An SQL NULL value reserves one or two bytes in the record directory. Besides that, an SQL NULL value reserves zero bytes in the data part of the record if stored in a variable length column. In a fixed-length column, it reserves the fixed length of the column in the data part of the record. Reserving the fixed space for NULL values enables an update of the column from NULL to a non-NULL value to be done in place without causing fragmentation of the index page.

Rows in InnoDB tables that use COMPACT row format have the following characteristics:

Each index record contains a five-byte header that may be preceded by a variable-length header. The header is used to link together consecutive records, and also in row-level locking.
The variable-length part of the record header contains a bit vector for indicating NULL columns. If the number of columns in the index that can be NULL is N, the bit vector occupies CEILING(N/8) bytes. (For example, if there are anywhere from 9 to 15 columns that can be NULL, the bit vector uses two bytes.) Columns that are NULL do not occupy space other than the bit in this vector. The variable-length part of the header also contains the lengths of variable-length columns. Each length takes one or two bytes, depending on the maximum length of the column. If all columns in the index are NOT NULL and have a fixed length, the record header has no variable-length part.
For each non-NULL variable-length field, the record header contains the length of the column in one or two bytes.
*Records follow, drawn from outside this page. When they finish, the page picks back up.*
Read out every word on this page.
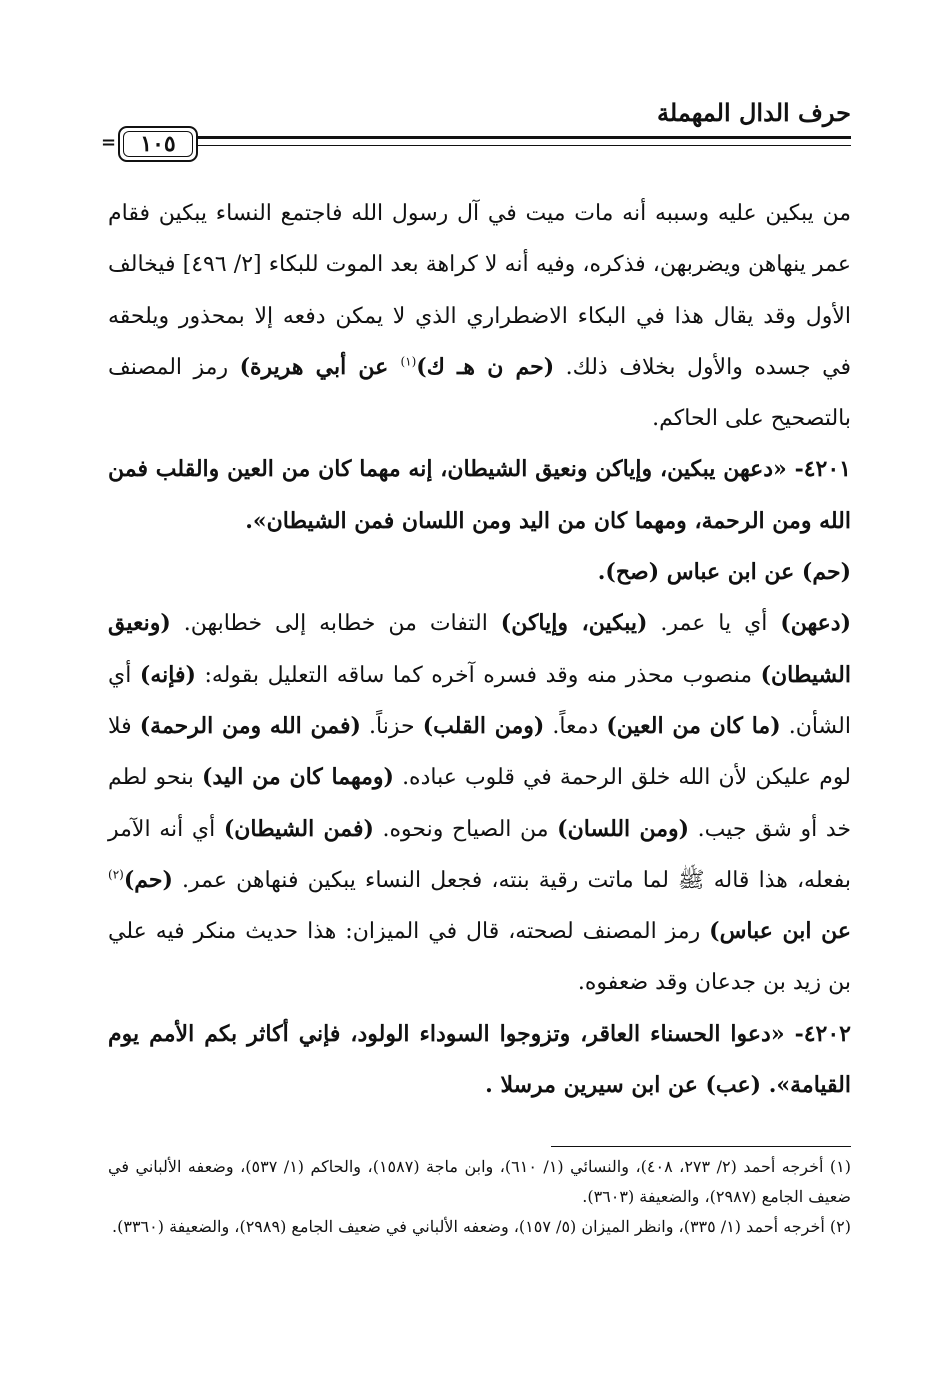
حرف الدال المهملة
١٠٥
=

من يبكين عليه وسببه أنه مات ميت في آل رسول الله فاجتمع النساء يبكين فقام عمر ينهاهن ويضربهن، فذكره، وفيه أنه لا كراهة بعد الموت للبكاء [٢/ ٤٩٦] فيخالف الأول وقد يقال هذا في البكاء الاضطراري الذي لا يمكن دفعه إلا بمحذور ويلحقه في جسده والأول بخلاف ذلك. (حم ن هـ ك)$^{(١)}$ عن أبي هريرة) رمز المصنف بالتصحيح على الحاكم.

٤٢٠١- «دعهن يبكين، وإياكن ونعيق الشيطان، إنه مهما كان من العين والقلب فمن الله ومن الرحمة، ومهما كان من اليد ومن اللسان فمن الشيطان».

(حم) عن ابن عباس (صح).

(دعهن) أي يا عمر. (يبكين، وإياكن) التفات من خطابه إلى خطابهن. (ونعيق الشيطان) منصوب محذر منه وقد فسره آخره كما ساقه التعليل بقوله: (فإنه) أي الشأن. (ما كان من العين) دمعاً. (ومن القلب) حزناً. (فمن الله ومن الرحمة) فلا لوم عليكن لأن الله خلق الرحمة في قلوب عباده. (ومهما كان من اليد) بنحو لطم خد أو شق جيب. (ومن اللسان) من الصياح ونحوه. (فمن الشيطان) أي أنه الآمر بفعله، هذا قاله ﷺ لما ماتت رقية بنته، فجعل النساء يبكين فنهاهن عمر. (حم)$^{(٢)}$ عن ابن عباس) رمز المصنف لصحته، قال في الميزان: هذا حديث منكر فيه علي بن زيد بن جدعان وقد ضعفوه.

٤٢٠٢- «دعوا الحسناء العاقر، وتزوجوا السوداء الولود، فإني أكاثر بكم الأمم يوم القيامة». (عب) عن ابن سيرين مرسلا .

(١) أخرجه أحمد (٢/ ٢٧٣، ٤٠٨)، والنسائي (١/ ٦١٠)، وابن ماجة (١٥٨٧)، والحاكم (١/ ٥٣٧)، وضعفه الألباني في ضعيف الجامع (٢٩٨٧)، والضعيفة (٣٦٠٣).

(٢) أخرجه أحمد (١/ ٣٣٥)، وانظر الميزان (٥/ ١٥٧)، وضعفه الألباني في ضعيف الجامع (٢٩٨٩)، والضعيفة (٣٣٦٠).
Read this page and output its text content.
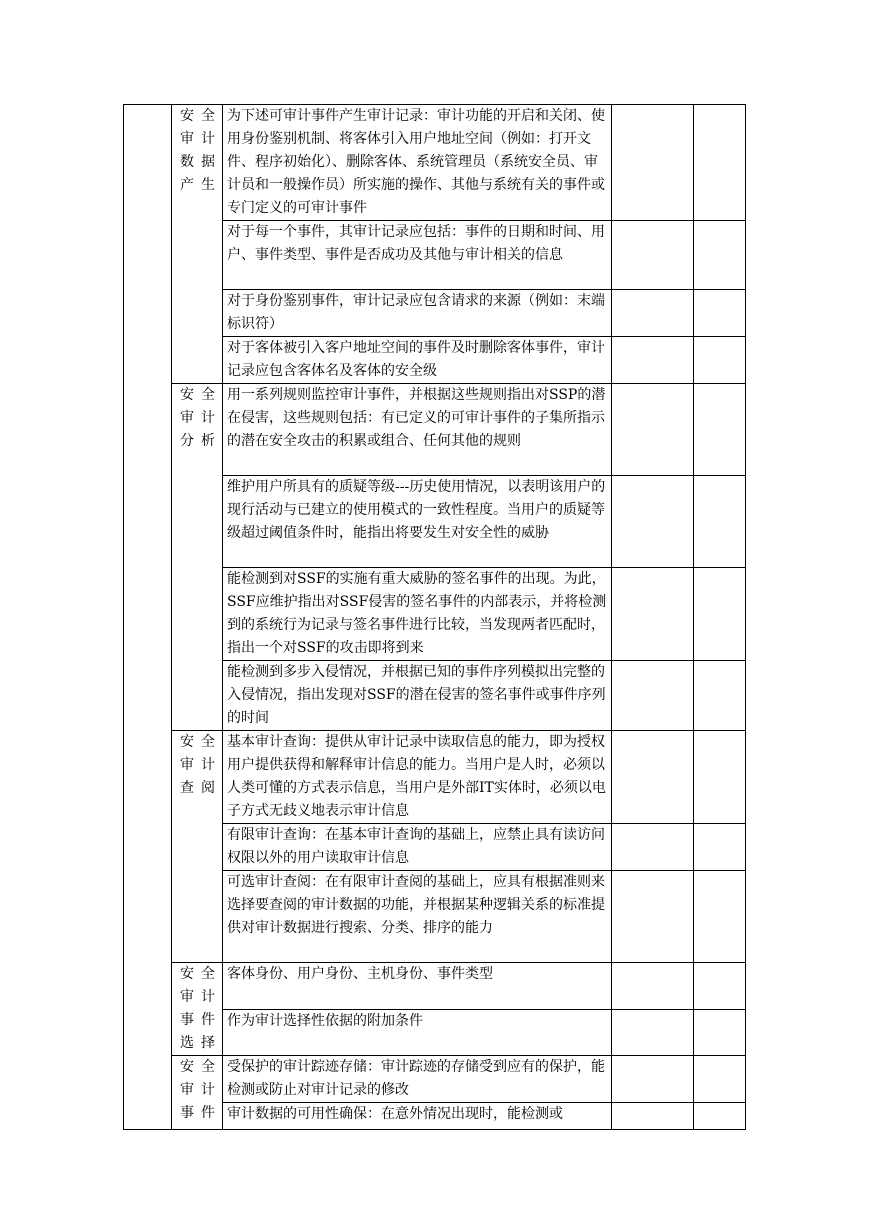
	安全审计数据产生	为下述可审计事件产生审计记录：审计功能的开启和关闭、使用身份鉴别机制、将客体引入用户地址空间（例如：打开文件、程序初始化）、删除客体、系统管理员（系统安全员、审计员和一般操作员）所实施的操作、其他与系统有关的事件或专门定义的可审计事件		
		对于每一个事件，其审计记录应包括：事件的日期和时间、用户、事件类型、事件是否成功及其他与审计相关的信息		
		对于身份鉴别事件，审计记录应包含请求的来源（例如：末端标识符）		
		对于客体被引入客户地址空间的事件及时删除客体事件，审计记录应包含客体名及客体的安全级		
	安全审计分析	用一系列规则监控审计事件，并根据这些规则指出对SSP的潜在侵害，这些规则包括：有已定义的可审计事件的子集所指示的潜在安全攻击的积累或组合、任何其他的规则		
		维护用户所具有的质疑等级---历史使用情况，以表明该用户的现行活动与已建立的使用模式的一致性程度。当用户的质疑等级超过阈值条件时，能指出将要发生对安全性的威胁		
		能检测到对SSF的实施有重大威胁的签名事件的出现。为此，SSF应维护指出对SSF侵害的签名事件的内部表示，并将检测到的系统行为记录与签名事件进行比较，当发现两者匹配时，指出一个对SSF的攻击即将到来		
		能检测到多步入侵情况，并根据已知的事件序列模拟出完整的入侵情况，指出发现对SSF的潜在侵害的签名事件或事件序列的时间		
	安全审计查阅	基本审计查询：提供从审计记录中读取信息的能力，即为授权用户提供获得和解释审计信息的能力。当用户是人时，必须以人类可懂的方式表示信息，当用户是外部IT实体时，必须以电子方式无歧义地表示审计信息		
		有限审计查询：在基本审计查询的基础上，应禁止具有读访问权限以外的用户读取审计信息		
		可选审计查阅：在有限审计查阅的基础上，应具有根据准则来选择要查阅的审计数据的功能，并根据某种逻辑关系的标准提供对审计数据进行搜索、分类、排序的能力		
	安全审计事件选择	客体身份、用户身份、主机身份、事件类型		
		作为审计选择性依据的附加条件		
	安全审计事件	受保护的审计踪迹存储：审计踪迹的存储受到应有的保护，能检测或防止对审计记录的修改		
		审计数据的可用性确保：在意外情况出现时，能检测或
Two bytes will only be needed if part of the column is stored externally in overflow pages or the maximum length exceeds 255 bytes and the actual length exceeds 127 bytes. For an externally stored column, the two-byte length indicates the length of the internally stored part plus the 20-byte pointer to the externally stored part. The internal part is 768 bytes, so the length is 768+20. The 20-byte pointer stores the true length of the column.
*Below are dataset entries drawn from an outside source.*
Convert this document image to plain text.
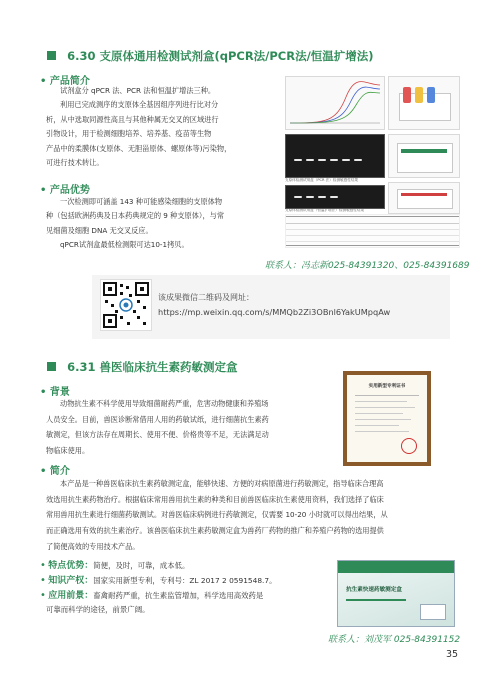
6.30 支原体通用检测试剂盒(qPCR法/PCR法/恒温扩增法)
• 产品简介
试剂盒分 qPCR 法、PCR 法和恒温扩增法三种。
利用已完成测序的支原体全基因组序列进行比对分
析，从中选取同源性高且与其他种属无交叉的区域进行
引物设计，用于检测细胞培养、培养基、疫苗等生物
产品中的柔膜体(支原体、无胆甾原体、螺原体等)污染物，
可进行技术转让。
• 产品优势
一次检测即可涵盖 143 种可能感染细胞的支原体物
种（包括欧洲药典及日本药典规定的 9 种支原体），与常
见细菌及细胞 DNA 无交叉反应。
qPCR试剂盒最低检测限可达10-1拷贝。
支原体检测试剂盒（PCR 法）检测敏感性结果
支原体检测试剂盒（恒温扩增法）检测敏感性结果
联系人：冯志新025-84391320、025-84391689
该成果微信二维码及网址：
https://mp.weixin.qq.com/s/MMQb2Zi3OBnl6YakUMpqAw
6.31 兽医临床抗生素药敏测定盒
• 背景
动物抗生素不科学使用导致细菌耐药严重，危害动物健康和养殖场
人员安全。目前，兽医诊断常借用人用的药敏试纸，进行细菌抗生素药
敏测定，但该方法存在周期长、使用不便、价格贵等不足，无法满足动
物临床使用。
实用新型专利证书
• 简介
本产品是一种兽医临床抗生素药敏测定盒，能够快速、方便的对病原菌进行药敏测定，指导临床合理高
效选用抗生素药物治疗。根据临床常用兽用抗生素的种类和目前兽医临床抗生素使用资料，我们选择了临床
常用兽用抗生素进行细菌药敏测试。对兽医临床病例进行药敏测定，仅需要 10-20 小时就可以得出结果，从
而正确选用有效的抗生素治疗。该兽医临床抗生素药敏测定盒为兽药厂药物的推广和养殖户药物的选用提供
了简便高效的专用技术产品。
• 特点优势：简便，及时，可靠，成本低。
• 知识产权：国家实用新型专利，专利号：ZL 2017 2 0591548.7。
• 应用前景：畜禽耐药严重，抗生素监管增加，科学选用高效药是
可靠而科学的途径，前景广阔。
抗生素快速药敏测定盒
联系人：刘茂军 025-84391152
35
The record header is followed by the data contents of the non-NULL columns.
Records in the clustered index contain fields for all user-defined columns. In addition, there is a six-byte transaction ID field and a seven-byte roll pointer field.
If no primary key was defined for a table, each clustered index record also contains a six-byte row ID field.
Each secondary index record also contains all the primary key fields defined for the clustered index key that are not in the secondary index. If any of these primary key fields are variable length, the record header for each secondary index will have a variable-length part to record their lengths, even if the secondary index is defined on fixed-length columns.
Internally, InnoDB stores fixed-length, fixed-width character columns such as CHAR(10) in a fixed-length format. Before MySQL 5.0.3, InnoDB truncates trailing spaces from VARCHAR columns.
Internally, InnoDB attempts to store UTF-8 CHAR(N) columns in N bytes by trimming trailing spaces. (WithREDUNDANT row format, such columns occupy 3 × N bytes.) Reserving the minimum space N in many cases enables column updates to be done in place without causing fragmentation of the index page.